Pensarte mía,
princesa ajena,
sirena con alas de peces insurrectos
y dedos de suaves anémonas.
Me duele en el centro del amor tu cándida altivez
de muñeca de vitrina,
tu rostro sembrado de aromas que prende
luciérnagas ambarinas en las habitaciones más
obscuras de la sangre,
tu piel afinada en tonos de canela
por los dedos de la noche umbría que esculpe
estatuas de carne sobre mi iris sordo de otras caras.

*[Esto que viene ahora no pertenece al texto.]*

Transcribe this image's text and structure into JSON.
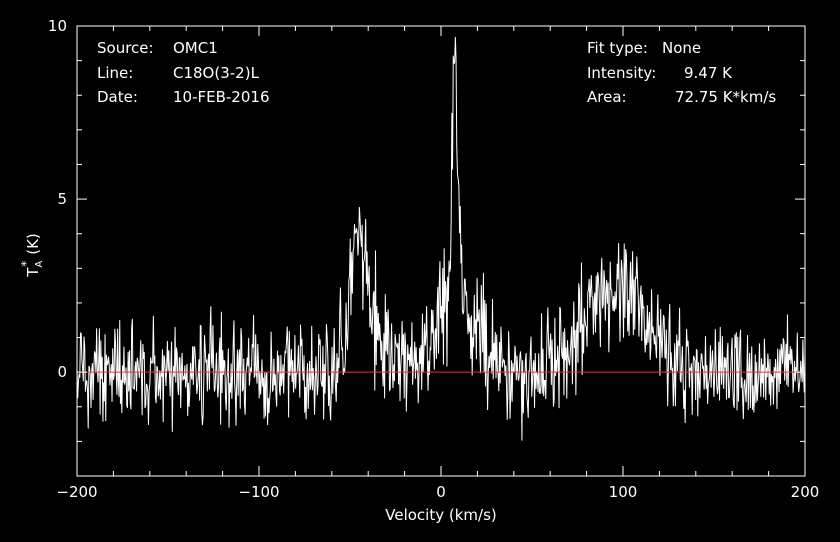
{
  "chart_data": {
    "type": "line",
    "xlabel": "Velocity (km/s)",
    "ylabel_main": "T",
    "ylabel_sup": "*",
    "ylabel_sub": "A",
    "ylabel_unit": "(K)",
    "xlim": [
      -200,
      200
    ],
    "ylim": [
      -3,
      10
    ],
    "xticks": [
      -200,
      -100,
      0,
      100,
      200
    ],
    "yticks": [
      0,
      5,
      10
    ],
    "baseline": 0,
    "colors": {
      "background": "#000000",
      "axes": "#ffffff",
      "spectrum": "#ffffff",
      "baseline": "#ff2a2a"
    },
    "series": [
      {
        "noise_rms": 0.75,
        "x_start": -200,
        "x_end": 200,
        "n_channels": 1040,
        "components": [
          {
            "center": 7.5,
            "amplitude": 7.9,
            "width": 1.6,
            "shape": "lorentzian"
          },
          {
            "center": 7.5,
            "amplitude": 1.6,
            "width": 12,
            "shape": "gaussian"
          },
          {
            "center": -45,
            "amplitude": 3.7,
            "width": 4.5,
            "shape": "gaussian"
          },
          {
            "center": -38,
            "amplitude": 0.8,
            "width": 8,
            "shape": "gaussian"
          },
          {
            "center": 93,
            "amplitude": 2.3,
            "width": 14,
            "shape": "gaussian"
          },
          {
            "center": 112,
            "amplitude": 0.7,
            "width": 12,
            "shape": "gaussian"
          }
        ]
      }
    ]
  },
  "header": {
    "source_label": "Source:",
    "source_value": "OMC1",
    "line_label": "Line:",
    "line_value": "C18O(3-2)L",
    "date_label": "Date:",
    "date_value": "10-FEB-2016",
    "fit_label": "Fit type:",
    "fit_value": "None",
    "intensity_label": "Intensity:",
    "intensity_value": "9.47 K",
    "area_label": "Area:",
    "area_value": "72.75 K*km/s"
  }
}
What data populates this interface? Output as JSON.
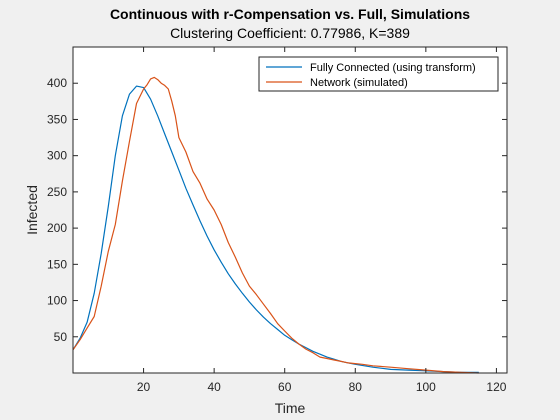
{
  "chart_data": {
    "type": "line",
    "title": "Continuous with r-Compensation vs. Full, Simulations",
    "subtitle": "Clustering Coefficient: 0.77986, K=389",
    "xlabel": "Time",
    "ylabel": "Infected",
    "xlim": [
      0,
      123
    ],
    "ylim": [
      0,
      450
    ],
    "xticks": [
      20,
      40,
      60,
      80,
      100,
      120
    ],
    "yticks": [
      50,
      100,
      150,
      200,
      250,
      300,
      350,
      400
    ],
    "grid": false,
    "legend_position": "top-right",
    "series": [
      {
        "name": "Fully Connected (using transform)",
        "color": "#0072BD",
        "x": [
          0,
          2,
          4,
          6,
          8,
          10,
          12,
          14,
          16,
          18,
          20,
          22,
          24,
          26,
          28,
          30,
          32,
          34,
          36,
          38,
          40,
          42,
          44,
          46,
          48,
          50,
          52,
          54,
          56,
          58,
          60,
          62,
          64,
          66,
          68,
          70,
          72,
          74,
          76,
          78,
          80,
          85,
          90,
          95,
          100,
          105,
          110,
          115
        ],
        "y": [
          32,
          48,
          70,
          110,
          165,
          230,
          300,
          355,
          385,
          396,
          394,
          378,
          355,
          330,
          305,
          280,
          255,
          232,
          210,
          189,
          170,
          153,
          137,
          123,
          110,
          98,
          87,
          77,
          68,
          60,
          52,
          46,
          40,
          35,
          30,
          26,
          22,
          19,
          16,
          14,
          12,
          8,
          5,
          4,
          3,
          2,
          1,
          1
        ]
      },
      {
        "name": "Network (simulated)",
        "color": "#D95319",
        "x": [
          0,
          2,
          4,
          6,
          8,
          10,
          12,
          14,
          16,
          18,
          20,
          21,
          22,
          23,
          24,
          25,
          26,
          27,
          28,
          29,
          30,
          32,
          34,
          36,
          38,
          40,
          42,
          44,
          46,
          48,
          50,
          52,
          54,
          56,
          58,
          60,
          62,
          64,
          66,
          68,
          70,
          72,
          74,
          76,
          78,
          80,
          82,
          85,
          90,
          95,
          100,
          105,
          110,
          115
        ],
        "y": [
          32,
          46,
          62,
          78,
          120,
          168,
          205,
          265,
          320,
          372,
          392,
          398,
          406,
          408,
          405,
          400,
          397,
          392,
          375,
          355,
          325,
          305,
          278,
          262,
          240,
          225,
          205,
          180,
          160,
          138,
          120,
          108,
          95,
          82,
          68,
          58,
          48,
          40,
          33,
          28,
          22,
          20,
          18,
          16,
          14,
          13,
          12,
          10,
          8,
          6,
          4,
          2,
          1,
          0
        ]
      }
    ]
  }
}
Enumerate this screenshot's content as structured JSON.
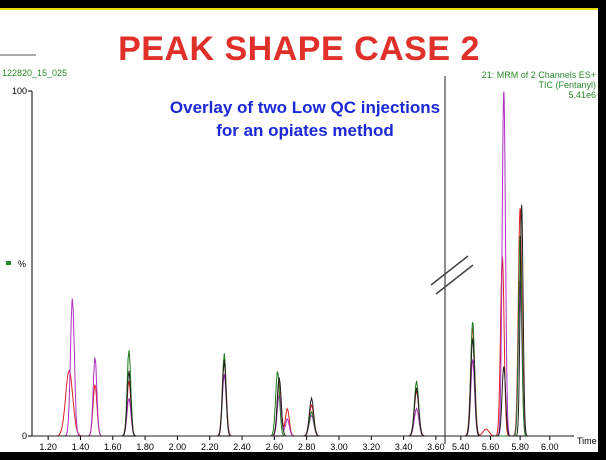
{
  "slide": {
    "title": "PEAK SHAPE CASE 2"
  },
  "annotation": {
    "line1": "Overlay of two Low QC injections",
    "line2": "for an opiates method"
  },
  "header": {
    "left_id": "122820_15_025",
    "right_line1": "21: MRM of 2 Channels ES+",
    "right_line2": "TIC (Fentanyl)",
    "right_line3": "5.41e6"
  },
  "colors": {
    "title": "#e0302a",
    "annotation": "#1b28d6",
    "header_text": "#2a8a2a"
  },
  "chart_data": {
    "type": "line",
    "title": "",
    "xlabel": "Time",
    "ylabel": "%",
    "ylim": [
      0,
      100
    ],
    "y_ticks": [
      "100",
      "0"
    ],
    "broken_x_axis": true,
    "left_panel": {
      "xlim": [
        1.1,
        3.65
      ],
      "ticks": [
        "1.20",
        "1.40",
        "1.60",
        "1.80",
        "2.00",
        "2.20",
        "2.40",
        "2.60",
        "2.80",
        "3.00",
        "3.20",
        "3.40",
        "3.60"
      ]
    },
    "right_panel": {
      "xlim": [
        5.3,
        6.15
      ],
      "ticks": [
        "5.40",
        "5.60",
        "5.80",
        "6.00"
      ]
    },
    "series": [
      {
        "color": "#e02020",
        "peaks": [
          [
            1.33,
            19,
            0.022
          ],
          [
            1.49,
            15,
            0.012
          ],
          [
            1.7,
            16,
            0.012
          ],
          [
            2.29,
            23,
            0.012
          ],
          [
            2.63,
            16,
            0.012
          ],
          [
            2.68,
            8,
            0.012
          ],
          [
            2.83,
            9,
            0.014
          ],
          [
            3.48,
            13,
            0.014
          ],
          [
            5.48,
            31,
            0.014
          ],
          [
            5.8,
            66,
            0.012
          ],
          [
            5.68,
            52,
            0.012
          ],
          [
            5.57,
            2,
            0.02
          ]
        ]
      },
      {
        "color": "#b030c0",
        "peaks": [
          [
            1.35,
            40,
            0.012
          ],
          [
            1.49,
            23,
            0.011
          ],
          [
            1.7,
            11,
            0.012
          ],
          [
            2.29,
            18,
            0.012
          ],
          [
            2.63,
            12,
            0.012
          ],
          [
            2.68,
            5,
            0.012
          ],
          [
            2.83,
            6,
            0.014
          ],
          [
            3.48,
            8,
            0.014
          ],
          [
            5.48,
            22,
            0.013
          ],
          [
            5.69,
            100,
            0.011
          ],
          [
            5.8,
            45,
            0.012
          ]
        ]
      },
      {
        "color": "#1e7a1e",
        "peaks": [
          [
            1.7,
            25,
            0.011
          ],
          [
            2.29,
            24,
            0.011
          ],
          [
            2.62,
            19,
            0.012
          ],
          [
            2.83,
            7,
            0.014
          ],
          [
            3.48,
            16,
            0.013
          ],
          [
            5.48,
            33,
            0.013
          ],
          [
            5.8,
            58,
            0.011
          ]
        ]
      },
      {
        "color": "#202020",
        "peaks": [
          [
            1.7,
            19,
            0.011
          ],
          [
            2.29,
            22,
            0.011
          ],
          [
            2.63,
            17,
            0.012
          ],
          [
            2.83,
            11,
            0.013
          ],
          [
            3.48,
            14,
            0.013
          ],
          [
            5.48,
            28,
            0.013
          ],
          [
            5.81,
            67,
            0.01
          ],
          [
            5.69,
            20,
            0.012
          ]
        ]
      }
    ]
  }
}
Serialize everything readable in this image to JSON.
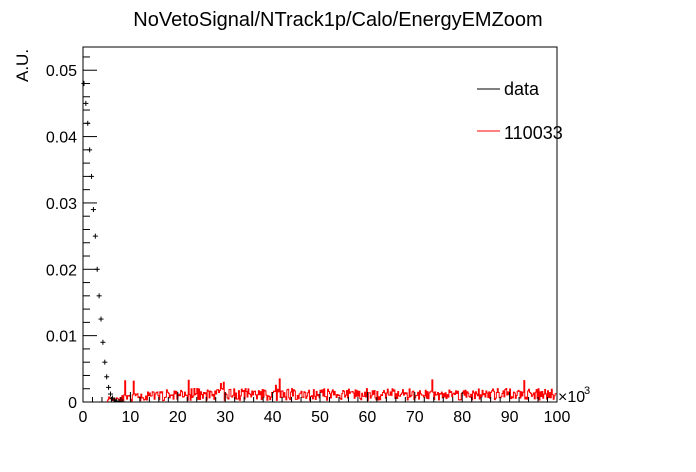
{
  "chart_data": {
    "type": "histogram",
    "title": "NoVetoSignal/NTrack1p/Calo/EnergyEMZoom",
    "xlabel": "",
    "ylabel": "A.U.",
    "x_multiplier_label": "×10",
    "x_multiplier_exponent": "3",
    "xlim": [
      0,
      100
    ],
    "ylim": [
      0,
      0.0535
    ],
    "x_ticks": [
      0,
      10,
      20,
      30,
      40,
      50,
      60,
      70,
      80,
      90,
      100
    ],
    "x_tick_labels": [
      "0",
      "10",
      "20",
      "30",
      "40",
      "50",
      "60",
      "70",
      "80",
      "90",
      "100"
    ],
    "y_ticks": [
      0,
      0.01,
      0.02,
      0.03,
      0.04,
      0.05
    ],
    "y_tick_labels": [
      "0",
      "0.01",
      "0.02",
      "0.03",
      "0.04",
      "0.05"
    ],
    "grid": false,
    "legend_position": "top-right",
    "series": [
      {
        "name": "data",
        "color": "#000000",
        "style": "points-with-errorbars",
        "x": [
          0.2,
          0.6,
          1.0,
          1.4,
          1.8,
          2.2,
          2.6,
          3.0,
          3.4,
          3.8,
          4.2,
          4.6,
          5.0,
          5.4,
          5.8,
          6.2,
          6.6,
          7.0,
          7.6,
          8.4
        ],
        "values": [
          0.048,
          0.045,
          0.042,
          0.038,
          0.034,
          0.029,
          0.025,
          0.02,
          0.016,
          0.0125,
          0.009,
          0.006,
          0.0038,
          0.0022,
          0.0012,
          0.0006,
          0.0003,
          0.00015,
          7e-05,
          3e-05
        ]
      },
      {
        "name": "110033",
        "color": "#ff0000",
        "style": "noisy-histogram",
        "x_range": [
          5,
          100
        ],
        "typical_value": 0.0012,
        "max_value": 0.0035
      }
    ]
  }
}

Me gusta dispararte pensamientos desde mi ventana
cuando pasas por la calleja abriendo los parpados
del mundo para que vigile tu hermosura.
Pensarte, ajena mía,
es aprisionar tus instantes, ¡ay tan breves!,
entre los dedos de mi alma cautiva, como se retrata el
gentío que va huyendo del aguacero frente al trémulo espejo
de una gota indecisa entre el suelo y la rama.
Nada cuesta decir ¡mía!
pero como socava decir ajena.
Mi corazón de arena chapotea
en las aguas de tu cercanía, luciérnaga amarga,
nada cuesta que te digas mía
sobre la lápida de tu difunta dignidad, muerta en
cruentos deslices como batallas, muñeca de vitrina,
nada cuesta desgarrarte el vientre con
carcajadas de carne.
Nada cuesta pensarte mía,
pero ojala -como dijo el perro, mientras se
masturbaba- el hambre también se calmara con
sobarme la barriga, Princesa, ajena mía.
Nada cuesta dejar de pensarte,
ajena o mía, y salir de este dulce manicomio donde
se vacuna mi cabeza de descordura, para ingresar a un hospital
donde se me atienda con premura la tristeza.